Natural Object to Museum Specimen

Boy Scouts took over the Museum this past weekend, ready in their khaki attire and eager to demonstrate their outdoor knowledge. While "tour guide" hadn't shown up in my job description, I briefly took on that role to introduce the boys to how museum specimens come about. A great deal of behind-the-scenes work goes into building a museum's collection. Methodical steps are taken from object intake to exhibition. The boys followed me to a few stops in the building, where I shared these steps with them and will do so now for my readers.

The first encounter with my two favorite geodes in the collection began when our docent JoAnn brought me those heavy rock formations in a simple cloth bag. Dirt still lined each surface indentation and no doubt some tiny critters lived there too. I asked her a few questions about how she found the geodes and brought them to my work space. Another time a tiny, unmistakable boreal owl arrived from the Washburn area. There was no blood or visible sign of its demise, and I admired the bird as it laid lifeless in a shoebox before I also brought it to the back work space.

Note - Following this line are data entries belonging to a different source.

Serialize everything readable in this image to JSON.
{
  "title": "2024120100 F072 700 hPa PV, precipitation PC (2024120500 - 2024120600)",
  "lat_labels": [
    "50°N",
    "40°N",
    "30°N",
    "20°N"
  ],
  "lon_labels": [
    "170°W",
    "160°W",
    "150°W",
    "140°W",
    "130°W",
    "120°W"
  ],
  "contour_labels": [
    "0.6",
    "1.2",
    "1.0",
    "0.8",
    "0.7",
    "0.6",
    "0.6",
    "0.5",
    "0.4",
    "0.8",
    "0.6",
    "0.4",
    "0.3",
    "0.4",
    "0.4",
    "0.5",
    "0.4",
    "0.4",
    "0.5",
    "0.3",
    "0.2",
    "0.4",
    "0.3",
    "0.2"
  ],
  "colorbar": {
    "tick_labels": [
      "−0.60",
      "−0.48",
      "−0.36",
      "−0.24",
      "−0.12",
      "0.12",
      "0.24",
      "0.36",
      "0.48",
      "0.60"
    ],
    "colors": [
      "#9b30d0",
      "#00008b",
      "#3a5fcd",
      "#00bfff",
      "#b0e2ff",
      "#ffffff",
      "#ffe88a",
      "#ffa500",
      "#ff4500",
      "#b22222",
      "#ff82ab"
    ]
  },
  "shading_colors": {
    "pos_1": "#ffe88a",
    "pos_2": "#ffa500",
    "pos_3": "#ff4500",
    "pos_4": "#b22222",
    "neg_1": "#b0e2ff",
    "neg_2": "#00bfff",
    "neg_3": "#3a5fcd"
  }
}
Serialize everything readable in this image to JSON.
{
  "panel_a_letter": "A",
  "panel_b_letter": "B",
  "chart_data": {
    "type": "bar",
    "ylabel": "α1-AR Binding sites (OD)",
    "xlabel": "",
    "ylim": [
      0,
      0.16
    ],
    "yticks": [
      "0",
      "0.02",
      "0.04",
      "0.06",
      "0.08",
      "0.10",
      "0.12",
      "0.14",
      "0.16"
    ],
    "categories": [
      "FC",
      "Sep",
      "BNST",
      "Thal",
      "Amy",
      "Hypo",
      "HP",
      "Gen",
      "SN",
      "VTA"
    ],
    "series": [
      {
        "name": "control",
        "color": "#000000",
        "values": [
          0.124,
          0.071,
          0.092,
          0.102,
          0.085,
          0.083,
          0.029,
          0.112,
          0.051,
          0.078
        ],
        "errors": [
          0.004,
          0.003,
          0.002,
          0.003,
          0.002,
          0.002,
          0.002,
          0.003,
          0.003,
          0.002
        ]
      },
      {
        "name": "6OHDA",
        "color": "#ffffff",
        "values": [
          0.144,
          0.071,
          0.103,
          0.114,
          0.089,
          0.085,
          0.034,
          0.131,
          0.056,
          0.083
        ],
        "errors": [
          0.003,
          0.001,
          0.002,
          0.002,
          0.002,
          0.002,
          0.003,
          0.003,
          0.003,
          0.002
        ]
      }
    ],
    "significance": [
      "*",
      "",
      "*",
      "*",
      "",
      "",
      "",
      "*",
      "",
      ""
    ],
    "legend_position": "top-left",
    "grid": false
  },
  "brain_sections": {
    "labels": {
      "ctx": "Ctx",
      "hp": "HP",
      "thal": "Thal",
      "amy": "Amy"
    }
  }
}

As with the geode and owl, objects do not immediately gain access into the collection storage room. Rather, most take a trip into the prized Salvage Freezer. In a restricted back room, this chest freezer may hold many salvaged animals,  sealed in zip lock bags to keep their carcass from rotting. Objects like a dirty geode also take a trip to the freezer as a preventative measure against pests that could be hiding in crevasses. Pests are a scourge of museums, and we go through many measures to keep them from collectively destroying specimens.

Specimen preparation may include
taxidermy done by staff.
When the time comes to remove objects from the freezer, our Curator or Collections Monitor prepares to clean and beautify them for eventual display. Geology items get a thorough scrub, animals are preserved through taxidermy, plants are pressed, insects pinned, and so forth. Sometimes this step may take a few days or even require the expertise of someone outside of our museum. Just recently, I transported a frozen peregrine falcon to a local taxidermist who will preserve and mount the bird for us, positioning the falcon to look as natural as possible. While plants become flattened or animals given lifelike dimension, a Curator thinks about documentation. 

Recordkeeping is imperative. Any information kept on museum specimens can help to give them meaning--whether it be where the specimen was originally found or even its size. Objects are assigned specific numbers corresponding to when they arrived and an entire catalog worksheet is dedicated to describing them. For example, the first object received this year would have become object number 2018.01. One should ideally be able to match up a catalog record with an object simply based on the description provided on the catalog sheet.  The object number and its record will remain throughout a specimen's life at the museum. 

Archival images add to a specimen's
thorough description in records. 
Additionally, all of an object's information is stored in a computer database. Digital photos are taken, and once all paperwork is filed, a natural object becomes a museum specimen. Accuracy is paramount. Curators, and in larger institutions, registrars, collection managers, and other staff follow specific procedures to best document their specimens. Likewise, preservation requires specific procedures and materials. Pigma Micron pens are invaluable for labeling; latex gloves are restocked frequently.

Specimen eventually find a home in a collection storage room and periodically rotate onto display. More paperwork may accumulate in the records as specimens are assessed, inventoried, moved, and occasionally sold or donated if they lose value to the museum. 

Much of this I did not know before becoming Curator. A pile of books and binders help to point me in the right direction as I prepare objects for the Museum, and I continually discover more as I read or discuss procedure with others. As the Boy Scout group took a small peek at our operation that Saturday, I considered all of the work that was done over the years to develop our collection into what it is today.